THE Obama administration could net more than $100bn (£62bn) with its planned special levy on Wall Street’s giants, it emerged yesterday.
Officials are mulling a levy on America’s top banks to tap into anti-Wall Street sentiment ahead of the earnings season. The scheme has yet to be officially confirmed but is being spun as a way of recouping some of the costs of the Tarp programme and to plug the budget deficit.
Options on how to structure a fee are being discussed, including basing it on the amount of a financial firm’s liabilities. Carmakers and insurer American International Group may be exempt, it is understood, even though they account for most of the bailout losses. The package could be rolled into Barack Obama’s fiscal 2011 budget proposal.
The news comes as top executives from Goldman Sachs, JPMorgan, Morgan Stanley and Bank of America prepare to appear before the US Financial Crisis Inquiry Commission.

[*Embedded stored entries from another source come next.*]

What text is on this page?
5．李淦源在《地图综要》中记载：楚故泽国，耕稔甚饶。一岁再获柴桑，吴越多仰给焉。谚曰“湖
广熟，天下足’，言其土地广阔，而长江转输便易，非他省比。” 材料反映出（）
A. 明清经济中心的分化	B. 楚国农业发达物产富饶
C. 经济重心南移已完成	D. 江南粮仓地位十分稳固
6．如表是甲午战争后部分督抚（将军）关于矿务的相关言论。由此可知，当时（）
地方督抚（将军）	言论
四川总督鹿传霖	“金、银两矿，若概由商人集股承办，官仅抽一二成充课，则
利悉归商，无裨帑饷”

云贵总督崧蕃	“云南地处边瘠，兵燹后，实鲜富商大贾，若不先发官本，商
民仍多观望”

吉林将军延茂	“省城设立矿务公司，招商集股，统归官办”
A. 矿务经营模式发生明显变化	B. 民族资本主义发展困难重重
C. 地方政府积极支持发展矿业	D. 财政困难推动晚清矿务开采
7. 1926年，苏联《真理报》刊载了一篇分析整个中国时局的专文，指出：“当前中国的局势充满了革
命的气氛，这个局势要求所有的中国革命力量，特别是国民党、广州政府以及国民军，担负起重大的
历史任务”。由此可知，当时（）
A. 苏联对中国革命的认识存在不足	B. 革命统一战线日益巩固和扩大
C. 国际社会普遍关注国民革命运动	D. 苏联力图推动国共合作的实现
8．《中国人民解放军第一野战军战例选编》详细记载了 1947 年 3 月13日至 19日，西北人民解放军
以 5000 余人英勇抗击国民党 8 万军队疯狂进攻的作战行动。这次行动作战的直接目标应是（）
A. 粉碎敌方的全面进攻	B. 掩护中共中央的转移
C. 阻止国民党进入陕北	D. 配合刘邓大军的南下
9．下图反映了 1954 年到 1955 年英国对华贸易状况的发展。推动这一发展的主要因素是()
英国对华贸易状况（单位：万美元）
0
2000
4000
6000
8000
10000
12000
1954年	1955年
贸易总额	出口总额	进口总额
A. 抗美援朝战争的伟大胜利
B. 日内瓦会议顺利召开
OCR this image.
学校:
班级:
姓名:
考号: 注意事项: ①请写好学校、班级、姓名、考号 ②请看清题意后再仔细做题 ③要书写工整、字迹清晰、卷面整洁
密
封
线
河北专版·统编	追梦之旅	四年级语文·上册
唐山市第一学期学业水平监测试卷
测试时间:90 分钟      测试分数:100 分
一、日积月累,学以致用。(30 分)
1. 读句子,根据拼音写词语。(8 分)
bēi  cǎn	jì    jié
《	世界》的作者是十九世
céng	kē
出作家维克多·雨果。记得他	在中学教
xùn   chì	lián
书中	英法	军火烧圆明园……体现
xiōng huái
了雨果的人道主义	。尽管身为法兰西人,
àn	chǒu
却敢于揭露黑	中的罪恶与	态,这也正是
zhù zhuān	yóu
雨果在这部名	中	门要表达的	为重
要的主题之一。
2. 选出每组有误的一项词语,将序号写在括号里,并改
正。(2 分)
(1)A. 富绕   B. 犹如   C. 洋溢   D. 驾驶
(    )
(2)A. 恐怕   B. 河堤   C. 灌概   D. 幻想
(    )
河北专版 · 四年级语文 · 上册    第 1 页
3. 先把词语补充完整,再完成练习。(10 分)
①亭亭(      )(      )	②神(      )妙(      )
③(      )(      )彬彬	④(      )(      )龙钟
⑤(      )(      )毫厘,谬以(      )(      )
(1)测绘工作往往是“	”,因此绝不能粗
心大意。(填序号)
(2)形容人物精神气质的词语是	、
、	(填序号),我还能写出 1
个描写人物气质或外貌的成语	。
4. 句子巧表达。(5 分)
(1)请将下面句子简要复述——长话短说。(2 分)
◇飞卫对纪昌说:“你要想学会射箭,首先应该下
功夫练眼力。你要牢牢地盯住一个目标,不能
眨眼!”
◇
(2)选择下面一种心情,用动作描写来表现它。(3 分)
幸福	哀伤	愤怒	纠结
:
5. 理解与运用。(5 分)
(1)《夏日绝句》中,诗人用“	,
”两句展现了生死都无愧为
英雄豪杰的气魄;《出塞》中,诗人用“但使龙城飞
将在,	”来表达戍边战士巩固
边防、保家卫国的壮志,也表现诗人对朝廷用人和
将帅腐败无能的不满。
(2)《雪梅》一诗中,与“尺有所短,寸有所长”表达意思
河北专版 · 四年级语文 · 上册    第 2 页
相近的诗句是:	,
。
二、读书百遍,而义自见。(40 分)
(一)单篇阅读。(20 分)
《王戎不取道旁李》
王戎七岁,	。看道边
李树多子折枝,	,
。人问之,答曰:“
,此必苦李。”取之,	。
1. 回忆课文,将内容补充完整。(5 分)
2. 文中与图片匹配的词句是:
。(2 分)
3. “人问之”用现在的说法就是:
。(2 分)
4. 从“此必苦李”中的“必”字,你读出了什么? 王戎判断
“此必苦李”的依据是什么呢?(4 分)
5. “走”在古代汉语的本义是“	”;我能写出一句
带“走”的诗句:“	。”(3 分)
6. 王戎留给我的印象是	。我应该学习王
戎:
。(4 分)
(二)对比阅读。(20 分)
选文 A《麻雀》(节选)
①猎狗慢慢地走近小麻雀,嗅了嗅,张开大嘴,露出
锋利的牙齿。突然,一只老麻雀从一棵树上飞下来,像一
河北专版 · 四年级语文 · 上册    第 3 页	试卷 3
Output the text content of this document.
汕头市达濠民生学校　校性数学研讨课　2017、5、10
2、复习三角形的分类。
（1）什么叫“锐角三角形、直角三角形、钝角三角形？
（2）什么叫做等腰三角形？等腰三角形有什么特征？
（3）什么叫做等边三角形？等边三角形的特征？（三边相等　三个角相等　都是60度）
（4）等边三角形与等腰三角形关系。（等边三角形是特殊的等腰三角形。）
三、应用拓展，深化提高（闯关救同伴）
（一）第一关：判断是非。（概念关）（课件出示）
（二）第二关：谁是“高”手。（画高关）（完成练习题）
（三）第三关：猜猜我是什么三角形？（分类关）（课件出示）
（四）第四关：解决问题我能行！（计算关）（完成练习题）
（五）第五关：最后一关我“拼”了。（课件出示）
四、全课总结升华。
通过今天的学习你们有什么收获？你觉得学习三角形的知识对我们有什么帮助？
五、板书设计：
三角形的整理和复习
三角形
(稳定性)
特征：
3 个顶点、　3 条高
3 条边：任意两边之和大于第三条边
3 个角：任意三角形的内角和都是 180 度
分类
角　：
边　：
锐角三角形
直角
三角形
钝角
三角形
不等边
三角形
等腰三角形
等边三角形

The first hearing before the 10-member panel into the root causes of the economic meltdown kicks off today.
Meanwhile, figures showed the US Federal Reserve made a record $52bn (£32bn) profit last year. The Fed’s net income rocketed 47 per cent after a programme of aggressive bond purchases and lending. This meant it was able to pay $46bn into the US Treasury – an increase of $14.4bn on the year before and the largest since the US central bank was created in 1914. Most of the profit came from its purchases of US Treasury debt, Fannie Mae and Freddie Mac debt, mortgage bonds and other securities.